The maintenance of genetic integrity is critical for stem cells to ensure homeostasis and regeneration. Little is known about how adult stem cells respond to irreversible DNA damage, resulting in loss of regeneration in humans. Here, we establish a permanent regeneration loss model using cycling human hair follicles treated with alkylating agents: busulfan followed by cyclophosphamide. We unravel the underlying mechanisms by which hair follicle stem cells (HFSCs) lose their pool. Contrary to immediate destructive changes in rapidly proliferating hair matrix cells, quiescent HFSCs show unexpected massive proliferation after busulfan and then undergo large-scale apoptosis following cyclophosphamide. HFSC proliferation is activated through PI3K/Akt pathway, and depletion is driven by p53/p38-induced cell death. RNA-seq analysis shows that HFSCs experience mitotic catastrophe with G2/M checkpoint activation. Our findings indicate that priming mobilization causes stem cells to lose their resistance to DNA damage, resulting in permanent loss of regeneration after alkylating chemotherapy.

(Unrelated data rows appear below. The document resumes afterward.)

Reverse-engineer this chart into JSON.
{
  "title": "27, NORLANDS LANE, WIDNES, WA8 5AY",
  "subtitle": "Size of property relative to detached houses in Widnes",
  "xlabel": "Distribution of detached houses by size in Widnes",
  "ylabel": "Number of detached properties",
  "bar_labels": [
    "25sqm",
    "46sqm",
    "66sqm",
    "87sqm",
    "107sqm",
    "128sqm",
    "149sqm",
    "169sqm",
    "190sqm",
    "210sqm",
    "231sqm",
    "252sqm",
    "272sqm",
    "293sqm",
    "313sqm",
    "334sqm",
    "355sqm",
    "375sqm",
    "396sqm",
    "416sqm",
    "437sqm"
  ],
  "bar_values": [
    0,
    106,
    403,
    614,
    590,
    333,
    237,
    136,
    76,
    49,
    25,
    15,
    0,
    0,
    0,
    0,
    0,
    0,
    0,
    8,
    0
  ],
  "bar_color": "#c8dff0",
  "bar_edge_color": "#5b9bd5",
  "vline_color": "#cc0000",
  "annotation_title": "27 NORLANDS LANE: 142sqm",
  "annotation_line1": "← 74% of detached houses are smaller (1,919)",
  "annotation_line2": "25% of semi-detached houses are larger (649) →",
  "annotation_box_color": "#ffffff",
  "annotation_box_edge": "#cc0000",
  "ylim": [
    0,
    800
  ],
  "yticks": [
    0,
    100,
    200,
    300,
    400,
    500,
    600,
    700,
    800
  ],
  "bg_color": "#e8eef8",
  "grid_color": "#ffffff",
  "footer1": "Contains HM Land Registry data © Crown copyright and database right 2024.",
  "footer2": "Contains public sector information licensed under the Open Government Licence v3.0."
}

遗传完整性的维持对于干细胞维持机体稳态与再生能力至关重要。目前对于成体干细胞如何应对不可逆DNA损伤、进而导致人类再生能力丧失的机制尚不明确。本研究利用经烷化剂处理（先给予白消安，随后给予环磷酰胺）的增殖期人毛囊，构建了永久再生丧失模型。我们阐明了毛囊干细胞（hair follicle stem cells, HFSCs）发生干细胞池耗竭的潜在机制：与快速增殖的毛母质细胞即刻出现破坏性变化不同，静息态HFSCs在经白消安处理后会出现意料之外的大规模增殖，随后在环磷酰胺给药后发生大规模凋亡。HFSCs的增殖通过PI3K/Akt通路被激活，而其耗竭则由p53/p38介导的细胞死亡所驱动。RNA测序（RNA-seq）分析显示，HFSCs会经历有丝分裂灾难，并伴随G2/M期检查点的激活。本研究结果表明，预激活动员会使干细胞丧失对DNA损伤的抵抗能力，最终导致烷化剂化疗后再生能力的永久丧失。